Bab 20 – Rumah Tangga Reformata: Teologi yang Membumi
Pagi itu, aroma kopi tubruk dan roti panggang mengisi rumah kecil Rio dan Nia. Dari luar, tak ada yang istimewa. Tapi dari dalam, rumah ini seperti “seminari kecil” yang hidup: ada Alkitab terbuka di meja makan, papan tulis kecil berisi sketsa ordo salutis, dan di rak buku, berjejer teologi sistematika, tafsiran Puritan, dan catatan debat.
Tapi jangan bayangkan rumah mereka kaku. Di tengah semua keseriusan itu, ada hal-hal yang membuat mereka tetap waras. Nia bisa tiba-tiba masuk dapur sambil berseru, “Bos, TULIP hari ini udah disiram belum?” Maksudnya bukan bunga, tapi lima poin Calvinisme. Rio cuma geleng-geleng sambil menahan tawa.

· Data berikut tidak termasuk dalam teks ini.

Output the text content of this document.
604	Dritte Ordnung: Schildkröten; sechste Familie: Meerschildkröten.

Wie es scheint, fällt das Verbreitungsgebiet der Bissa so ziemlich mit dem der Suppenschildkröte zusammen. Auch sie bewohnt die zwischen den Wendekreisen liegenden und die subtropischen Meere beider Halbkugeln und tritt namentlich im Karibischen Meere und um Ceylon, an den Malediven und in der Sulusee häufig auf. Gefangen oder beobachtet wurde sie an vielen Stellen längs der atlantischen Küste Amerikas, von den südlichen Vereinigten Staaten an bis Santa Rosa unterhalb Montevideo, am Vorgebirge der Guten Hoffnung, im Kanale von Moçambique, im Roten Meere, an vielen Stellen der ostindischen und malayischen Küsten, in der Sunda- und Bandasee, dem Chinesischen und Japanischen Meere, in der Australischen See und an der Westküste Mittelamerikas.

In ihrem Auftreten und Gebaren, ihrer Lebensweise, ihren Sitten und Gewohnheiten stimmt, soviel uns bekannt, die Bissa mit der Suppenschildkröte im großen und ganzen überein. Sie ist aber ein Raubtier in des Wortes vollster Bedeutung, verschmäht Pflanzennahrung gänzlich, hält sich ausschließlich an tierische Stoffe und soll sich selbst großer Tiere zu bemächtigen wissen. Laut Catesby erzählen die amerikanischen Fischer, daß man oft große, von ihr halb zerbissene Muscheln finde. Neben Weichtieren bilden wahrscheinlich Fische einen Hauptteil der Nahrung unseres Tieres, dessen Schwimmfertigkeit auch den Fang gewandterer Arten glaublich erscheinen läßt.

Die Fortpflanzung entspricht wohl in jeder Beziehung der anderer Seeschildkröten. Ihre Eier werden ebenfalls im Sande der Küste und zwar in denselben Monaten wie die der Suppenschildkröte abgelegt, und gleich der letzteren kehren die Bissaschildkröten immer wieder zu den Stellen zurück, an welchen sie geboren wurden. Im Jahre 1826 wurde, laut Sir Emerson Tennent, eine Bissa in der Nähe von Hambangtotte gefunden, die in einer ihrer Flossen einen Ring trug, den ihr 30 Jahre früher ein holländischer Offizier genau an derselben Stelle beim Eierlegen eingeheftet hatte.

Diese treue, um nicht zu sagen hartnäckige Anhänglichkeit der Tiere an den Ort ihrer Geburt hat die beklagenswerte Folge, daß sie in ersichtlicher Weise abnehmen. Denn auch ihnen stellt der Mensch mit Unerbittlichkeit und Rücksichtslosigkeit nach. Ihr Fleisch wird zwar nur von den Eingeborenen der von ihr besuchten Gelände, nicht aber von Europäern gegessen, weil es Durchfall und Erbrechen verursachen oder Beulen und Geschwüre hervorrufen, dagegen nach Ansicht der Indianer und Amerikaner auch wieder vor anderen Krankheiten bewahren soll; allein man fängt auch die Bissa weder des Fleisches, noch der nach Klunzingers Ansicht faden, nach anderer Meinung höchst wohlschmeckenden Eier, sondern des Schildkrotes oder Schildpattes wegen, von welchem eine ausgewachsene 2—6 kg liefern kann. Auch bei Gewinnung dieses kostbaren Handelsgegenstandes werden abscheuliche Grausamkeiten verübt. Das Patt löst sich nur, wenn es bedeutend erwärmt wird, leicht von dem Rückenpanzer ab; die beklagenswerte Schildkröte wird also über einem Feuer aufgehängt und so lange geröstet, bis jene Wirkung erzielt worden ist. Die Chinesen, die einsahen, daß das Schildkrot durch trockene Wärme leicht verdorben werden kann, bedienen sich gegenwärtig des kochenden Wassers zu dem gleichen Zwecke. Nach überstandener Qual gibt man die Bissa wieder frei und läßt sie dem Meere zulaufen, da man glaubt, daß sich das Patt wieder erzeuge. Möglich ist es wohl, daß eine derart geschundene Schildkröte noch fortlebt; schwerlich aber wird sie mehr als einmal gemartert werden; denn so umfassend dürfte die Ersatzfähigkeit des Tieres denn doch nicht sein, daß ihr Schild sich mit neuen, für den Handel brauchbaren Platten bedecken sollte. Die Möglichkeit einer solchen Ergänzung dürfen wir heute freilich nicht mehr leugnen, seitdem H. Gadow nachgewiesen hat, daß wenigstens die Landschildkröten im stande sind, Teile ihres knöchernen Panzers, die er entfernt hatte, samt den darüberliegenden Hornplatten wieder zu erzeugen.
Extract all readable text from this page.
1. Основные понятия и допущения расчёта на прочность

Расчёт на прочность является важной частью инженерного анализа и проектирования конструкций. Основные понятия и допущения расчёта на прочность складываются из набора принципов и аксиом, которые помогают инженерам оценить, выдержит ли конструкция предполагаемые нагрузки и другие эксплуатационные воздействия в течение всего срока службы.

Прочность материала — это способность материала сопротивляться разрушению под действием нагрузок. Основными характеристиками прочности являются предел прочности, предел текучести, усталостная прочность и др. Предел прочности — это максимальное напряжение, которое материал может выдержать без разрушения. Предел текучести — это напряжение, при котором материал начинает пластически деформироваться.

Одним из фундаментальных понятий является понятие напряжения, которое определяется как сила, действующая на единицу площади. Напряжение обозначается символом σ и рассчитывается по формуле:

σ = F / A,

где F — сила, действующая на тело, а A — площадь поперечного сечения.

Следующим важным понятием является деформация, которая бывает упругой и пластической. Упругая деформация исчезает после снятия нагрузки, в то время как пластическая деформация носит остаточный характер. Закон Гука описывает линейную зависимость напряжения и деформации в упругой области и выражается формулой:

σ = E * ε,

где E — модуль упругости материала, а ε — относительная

Malam-malam mereka kadang diisi diskusi serius soal perbedaan Justification dan Sanctification, tapi juga bisa berubah jadi canda absurd:
“Ni, kamu tuh kayak effectual calling, tahu gak?”
“Kenapa tuh?”
“Soalnya kamu tuh panggilanku yang pasti berhasil…”
“Ciyeee… pasti kamu dapet quote itu dari catatan Westminster Confession halaman terakhir ya?”
“Ya enggaklah… itu hasil iluminasi malam ini.”
Mereka tahu iman bukan cuma soal menang debat di forum WAG. Iman itu soal bagaimana Rio memperlakukan Nia saat Nia lelah, atau bagaimana Nia tetap sabar saat Rio tenggelam di balik layar laptop menulis sanggahan untuk pendeta X.
Di dapur, Nia bisa mengomel karena Rio lupa nyuci gelas kopi. Tapi setelah itu mereka duduk bersama di sofa, membahas penggalan pengajaran John Owen, lalu menutup malam dengan doa.
Bukan doa panjang yang penuh retorika, tapi doa yang jujur:
“Tuhan, ajari kami terus. Kami belum sempurna. Tapi kami mau setia.”
Bagi Rio dan Nia, rumah tangga bukan tujuan akhir. Tapi tempat pelatihan. Tempat Tuhan mendewasakan mereka, memoles karakter, mengikis ego, dan menguji konsistensi iman.
Teologi tidak pernah berhenti di kepala. Tapi harus sampai ke hati.
Dan dari hati, ia hidup di dapur, di obrolan santai, di pelukan tengah malam.